Sul mio comodino c'è un biglietto da visita d'osso con lettere dorate in corsivo che recitano "La famiglia Croft". È tutto stropicciato.
Davvero stropicciato, come se avessi cercato di perderlo nel mio stesso pugno.
L'oro si sbriciola sempre di più ogni volta che lo prendo in mano, cosa che probabilmente dovrei fare. È lì da undici giorni, schiacciato tra una boccetta di melatonina mezza vuota e un libro che ho preso in prestito a febbraio e che fingo ancora di voler leggere.
Quel biglietto da visita mi è costato diciannove anni di matrimonio, una casa che amavo e circa quarantasette punti in meno sul mio punteggio di credito.
Ma mi ha anche restituito i miei genitori, la mia sanità mentale e la capacità di dormire fino a dopo le quattro del mattino senza stringere la mascella così forte da poter rompere una noce.

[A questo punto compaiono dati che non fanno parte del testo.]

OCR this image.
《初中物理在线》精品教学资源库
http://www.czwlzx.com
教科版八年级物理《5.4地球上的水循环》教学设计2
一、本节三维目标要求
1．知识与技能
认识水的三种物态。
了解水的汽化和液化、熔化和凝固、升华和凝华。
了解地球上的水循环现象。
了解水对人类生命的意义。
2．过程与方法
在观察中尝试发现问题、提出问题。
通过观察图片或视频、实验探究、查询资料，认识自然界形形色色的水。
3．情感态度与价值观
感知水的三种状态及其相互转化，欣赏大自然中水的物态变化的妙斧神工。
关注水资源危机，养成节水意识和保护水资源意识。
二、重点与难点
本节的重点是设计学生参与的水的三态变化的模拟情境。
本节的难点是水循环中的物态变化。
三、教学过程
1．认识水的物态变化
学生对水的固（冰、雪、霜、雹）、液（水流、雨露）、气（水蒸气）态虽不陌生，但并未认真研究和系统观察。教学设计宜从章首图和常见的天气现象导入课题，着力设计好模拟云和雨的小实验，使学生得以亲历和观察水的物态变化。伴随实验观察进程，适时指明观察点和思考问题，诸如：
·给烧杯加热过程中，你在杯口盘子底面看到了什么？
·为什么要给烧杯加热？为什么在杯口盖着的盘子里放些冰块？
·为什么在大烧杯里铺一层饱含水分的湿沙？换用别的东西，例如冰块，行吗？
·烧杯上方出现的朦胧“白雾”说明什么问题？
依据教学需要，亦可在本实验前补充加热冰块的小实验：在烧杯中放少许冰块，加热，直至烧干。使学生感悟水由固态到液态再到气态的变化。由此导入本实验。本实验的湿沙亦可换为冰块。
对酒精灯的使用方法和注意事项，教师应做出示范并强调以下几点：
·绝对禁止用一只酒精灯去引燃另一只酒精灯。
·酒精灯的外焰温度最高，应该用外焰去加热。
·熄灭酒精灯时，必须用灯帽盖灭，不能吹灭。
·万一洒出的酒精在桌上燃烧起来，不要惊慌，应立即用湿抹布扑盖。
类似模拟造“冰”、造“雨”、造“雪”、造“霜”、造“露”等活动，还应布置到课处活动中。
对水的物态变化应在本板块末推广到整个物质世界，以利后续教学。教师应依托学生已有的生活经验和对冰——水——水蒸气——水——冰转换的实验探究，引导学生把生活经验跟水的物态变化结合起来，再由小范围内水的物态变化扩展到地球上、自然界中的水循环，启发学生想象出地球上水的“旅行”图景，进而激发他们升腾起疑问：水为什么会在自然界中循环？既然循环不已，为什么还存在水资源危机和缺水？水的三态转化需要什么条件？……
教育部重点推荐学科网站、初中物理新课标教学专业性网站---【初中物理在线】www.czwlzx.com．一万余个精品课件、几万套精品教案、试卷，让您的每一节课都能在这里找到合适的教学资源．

Ma sto anticipando i tempi.
Mia madre, Diane Novak, ha sessantotto anni, è alta un metro e quarantacinque centimetri nelle giornate migliori e lavora part-time in un negozio di tessuti a Coeur d'Alene. È lei che stira le federe e spedisce biglietti d'auguri che arrivano esattamente il giorno del suo compleanno, né il giorno prima né quello dopo. Non so come faccia. Io uso la stessa scatola di buste dal 2019 e sono quasi certa che metà siano sigillate a causa dell'umidità nel ripostiglio in corridoio.
Mio padre, Frank, è andato in pensione dalle poste dopo trentadue anni di servizio. Cinque mesi prima del mio compleanno, si è sottoposto a un intervento di protesi al ginocchio. Camminava di nuovo lentamente, con quella zoppia cauta tipica di un uomo che aveva trascorso trent'anni in piedi a consegnare la posta nel nord dell'Idaho durante l'inverno e non aveva intenzione di lasciare che una protesi in titanio lo rallentasse.
Ha portato un bastone da passeggio alla mia festa, un bastone di legno che aveva intagliato lui stesso da un pezzo di betulla.
Lo menziono perché sarà importante più avanti.
Ho sposato Garrett Croft quando avevo ventisei anni. Lui ne aveva ventotto, vendeva materiali edili per un distributore regionale chiamato Columbia Building Supply, e aveva un modo di fare che ti faceva sentire come se fossi l'unica persona nella stanza. So come suona adesso. All'epoca, era amore. Si è poi scoperto che era solo una bravura da venditore.
Diciannove anni.
Lavoravo come analista senior dei sinistri per la Pacific Northwest Mutual Insurance. Il tipo di lavoro noioso. Quel tipo in cui passi il martedì a leggere un rapporto di quattordici pagine sui danni causati dall'acqua e in qualche modo quella è tutta la tua vita.
Guadagnavo 74.200 dollari all'anno.
E vi do questa cifra per un motivo. Ricordatela.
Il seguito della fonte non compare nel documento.